Let me start with a quote from Tim Barnes Lee, the founder of the Internet. He said, “Data is a precious thing because they last longer than systems”. For example, if you take systems like Google or Yahoo, you will many who argue that the data those companies have collected over their operation are indeed the most important assert they have. Those data give them power to either optimize what they do or to go on new directions.
If you look around, you will see there is so much data being available. Let me try to touch on few types of data.
- Sensors – Human activities (e.g. near field communication), RFID, Nature (Weather), Surveillance, Traffic, Intelligence etc.
- Activities in World Wide Web
- POS and transaction logs
- Social networks
- Data collected by governments, NGOs etc.
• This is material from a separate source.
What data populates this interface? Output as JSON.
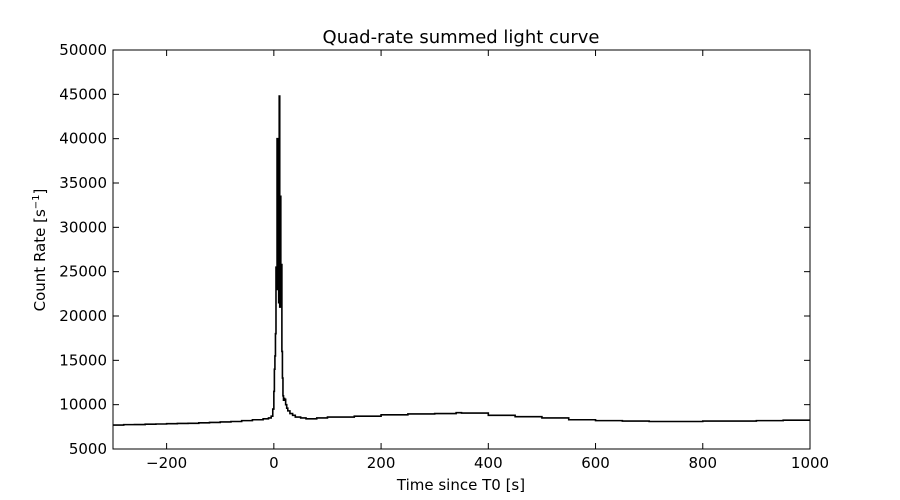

The paper, Miller, H.J., The Data Avalanche is here, Shouldn’t we be digging? Journal of Regional Science, 2010, is a nice discussion on the subject.
Data do come in many shapes and forms. Some of them are moving data—or data steams–while others are in rest; some are public, some are tightly controlled; some are small, and some are large etc.
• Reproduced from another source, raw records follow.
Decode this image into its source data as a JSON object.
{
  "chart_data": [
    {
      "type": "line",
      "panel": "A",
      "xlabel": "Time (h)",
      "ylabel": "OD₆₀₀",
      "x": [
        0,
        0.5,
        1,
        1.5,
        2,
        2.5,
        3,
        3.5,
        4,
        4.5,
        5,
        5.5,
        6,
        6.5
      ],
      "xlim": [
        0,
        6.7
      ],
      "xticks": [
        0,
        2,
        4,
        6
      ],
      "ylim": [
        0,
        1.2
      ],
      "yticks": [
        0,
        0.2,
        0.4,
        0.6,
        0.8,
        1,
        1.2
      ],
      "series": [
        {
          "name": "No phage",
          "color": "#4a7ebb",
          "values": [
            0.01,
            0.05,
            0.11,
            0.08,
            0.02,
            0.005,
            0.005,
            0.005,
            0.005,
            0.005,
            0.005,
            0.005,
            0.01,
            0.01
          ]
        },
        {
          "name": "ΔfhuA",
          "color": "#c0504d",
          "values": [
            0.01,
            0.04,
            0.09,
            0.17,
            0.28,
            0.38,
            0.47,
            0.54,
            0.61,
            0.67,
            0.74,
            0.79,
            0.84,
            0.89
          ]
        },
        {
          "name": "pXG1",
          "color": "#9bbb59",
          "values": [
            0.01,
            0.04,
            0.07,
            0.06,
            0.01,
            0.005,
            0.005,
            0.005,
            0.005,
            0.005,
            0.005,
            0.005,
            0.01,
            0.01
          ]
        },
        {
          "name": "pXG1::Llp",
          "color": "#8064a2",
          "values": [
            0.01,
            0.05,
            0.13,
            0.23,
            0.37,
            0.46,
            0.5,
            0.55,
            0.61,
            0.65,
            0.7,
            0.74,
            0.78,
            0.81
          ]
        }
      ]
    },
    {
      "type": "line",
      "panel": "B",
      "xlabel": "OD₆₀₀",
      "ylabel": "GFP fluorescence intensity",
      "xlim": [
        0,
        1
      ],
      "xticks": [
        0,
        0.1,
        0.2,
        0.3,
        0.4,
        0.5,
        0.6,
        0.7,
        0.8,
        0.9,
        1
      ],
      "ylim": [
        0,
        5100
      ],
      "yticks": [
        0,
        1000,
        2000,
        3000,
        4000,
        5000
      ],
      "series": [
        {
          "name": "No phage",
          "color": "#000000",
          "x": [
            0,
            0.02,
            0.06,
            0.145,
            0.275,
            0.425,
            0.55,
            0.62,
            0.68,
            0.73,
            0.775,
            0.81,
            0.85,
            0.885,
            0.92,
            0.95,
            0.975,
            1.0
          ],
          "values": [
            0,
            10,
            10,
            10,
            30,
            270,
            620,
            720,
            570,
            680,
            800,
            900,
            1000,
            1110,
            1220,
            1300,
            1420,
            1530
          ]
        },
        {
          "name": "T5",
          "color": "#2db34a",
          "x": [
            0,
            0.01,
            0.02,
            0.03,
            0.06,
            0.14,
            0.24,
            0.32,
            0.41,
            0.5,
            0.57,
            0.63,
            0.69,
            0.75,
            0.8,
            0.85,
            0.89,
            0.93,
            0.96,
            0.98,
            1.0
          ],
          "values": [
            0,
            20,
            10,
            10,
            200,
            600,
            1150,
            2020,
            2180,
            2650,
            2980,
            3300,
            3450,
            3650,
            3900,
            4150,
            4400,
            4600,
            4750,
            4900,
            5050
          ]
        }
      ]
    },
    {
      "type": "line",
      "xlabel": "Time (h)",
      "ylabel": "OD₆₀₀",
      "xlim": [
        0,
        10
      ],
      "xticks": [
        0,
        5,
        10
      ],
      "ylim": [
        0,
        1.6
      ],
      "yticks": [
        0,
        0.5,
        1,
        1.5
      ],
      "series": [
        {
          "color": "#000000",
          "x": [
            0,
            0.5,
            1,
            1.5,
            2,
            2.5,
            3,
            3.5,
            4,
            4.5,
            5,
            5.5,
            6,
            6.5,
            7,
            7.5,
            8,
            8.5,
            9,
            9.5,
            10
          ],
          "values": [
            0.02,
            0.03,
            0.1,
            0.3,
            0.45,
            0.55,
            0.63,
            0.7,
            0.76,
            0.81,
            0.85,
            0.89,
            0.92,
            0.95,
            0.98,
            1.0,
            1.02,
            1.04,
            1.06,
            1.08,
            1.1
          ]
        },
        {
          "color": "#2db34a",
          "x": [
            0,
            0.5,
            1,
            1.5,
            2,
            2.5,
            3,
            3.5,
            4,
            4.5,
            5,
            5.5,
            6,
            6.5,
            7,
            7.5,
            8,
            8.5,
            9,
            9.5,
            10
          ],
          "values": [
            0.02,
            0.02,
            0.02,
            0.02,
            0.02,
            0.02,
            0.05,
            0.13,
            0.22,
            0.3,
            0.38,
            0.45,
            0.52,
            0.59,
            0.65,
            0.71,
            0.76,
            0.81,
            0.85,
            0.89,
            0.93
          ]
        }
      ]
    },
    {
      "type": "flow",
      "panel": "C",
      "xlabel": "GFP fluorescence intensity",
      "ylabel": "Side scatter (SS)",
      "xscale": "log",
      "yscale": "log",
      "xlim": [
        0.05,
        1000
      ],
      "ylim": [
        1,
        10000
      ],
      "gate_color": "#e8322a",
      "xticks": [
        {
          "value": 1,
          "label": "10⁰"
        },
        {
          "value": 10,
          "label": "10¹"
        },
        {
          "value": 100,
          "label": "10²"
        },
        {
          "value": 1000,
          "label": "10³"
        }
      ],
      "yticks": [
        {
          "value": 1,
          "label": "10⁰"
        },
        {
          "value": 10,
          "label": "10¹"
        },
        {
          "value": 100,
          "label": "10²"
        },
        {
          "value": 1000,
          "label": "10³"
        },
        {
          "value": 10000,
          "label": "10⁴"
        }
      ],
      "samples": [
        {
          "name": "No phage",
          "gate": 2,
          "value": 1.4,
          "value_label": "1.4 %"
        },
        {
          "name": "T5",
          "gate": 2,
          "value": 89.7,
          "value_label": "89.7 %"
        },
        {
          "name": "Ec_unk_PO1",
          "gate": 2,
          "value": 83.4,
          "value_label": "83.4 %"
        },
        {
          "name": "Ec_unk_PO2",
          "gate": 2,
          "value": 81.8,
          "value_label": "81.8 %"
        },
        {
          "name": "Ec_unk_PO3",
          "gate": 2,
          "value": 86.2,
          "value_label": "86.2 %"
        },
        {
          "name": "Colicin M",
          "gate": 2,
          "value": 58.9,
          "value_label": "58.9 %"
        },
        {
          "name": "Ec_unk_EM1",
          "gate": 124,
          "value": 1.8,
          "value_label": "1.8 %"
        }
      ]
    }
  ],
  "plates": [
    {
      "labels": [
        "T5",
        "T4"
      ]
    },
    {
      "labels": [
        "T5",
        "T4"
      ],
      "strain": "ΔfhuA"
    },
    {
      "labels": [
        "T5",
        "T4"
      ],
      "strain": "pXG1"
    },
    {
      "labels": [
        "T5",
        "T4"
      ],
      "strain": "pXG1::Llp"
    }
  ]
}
Thinks about a day in your life, and you will realize how much data are around you, that you know that is available; but very hard to accessed or processed. For example, do you know the distribution of your spending? Why it is so hard to find the best deal to by a used car? Why cannot I find the best route to drive now? the list goes on and on..
It is said that we are drowning in an ocean of data, and making sense of that data is considered to be the challenge for our time. To think about it, Google have made a fortune by solving a seemingly simple problem: the content-based search. There are so many companies that either provide data (e.g. Maps, best deals) or provide add on services on top of the data (e.g. analytics, targeted advertising etc.).
As I mentioned earlier, we have two types of data. First, moving data are data streams, and users want to process them near real time to either adopt themselves (e.g. monitoring the stock market) or to control the outcome (e.g. Battle field observations or logistic management). The Second is data in the rest. We want to store them, search then, and then process them. This processing is for either to detect some patterns (fraud detection, anti-money laundering, surveillance) or to make predications (e.g. predict the cost of a project, predict natural disasters).
So broadly we have two main challenges.
- How to store and query data in a scalable manner?
- How to make sense of data (how to run the transformations data->information->knowledge ->insight)
And there are many other challenges, and following are some of them.
- Supporting semantics. This includes extracting semantics from data (e.g. using heuristics based AI systems or through statistical methods) and supporting efficient semantics based queries.
- Supporting multiple representations of the same data. Does converting on demand is the right way to go or should we standardize? Does standardization is practical?
- Master data management – Making sure all copies of data are updated, and any related data is identified, referenced and updated together.
- Data ownership, delegation, and permissions.
- Privacy concerns: unintended use of data and ability to correlation too much information.
- Exposing private data in a controlled manner.
- Making data accessible to all intended parties, from anywhere, anytime, from any device, through any format (subjected to permissions).
- Making close to real-time decisions with large-scale data (e.g. targeted advertising). Or in other words how to make analytical jobs faster.
- Distributed frameworks and languages to process large data processing tasks. Is Map-Reduce good enough? What about other parallel problems?
- Ability to measure the confidence associated with results generated from a given set of data.
- Taking decisions in the face of missing data (e.g. lost events etc.). Regardless of the design, some of the data will be lost while monitoring the system. Then decisions models have to still work, and be able to ignore or interpolate missing data.
I am not trying to explain the solutions here, but hopefully I will write future posts talking about state of art about some of the challenges.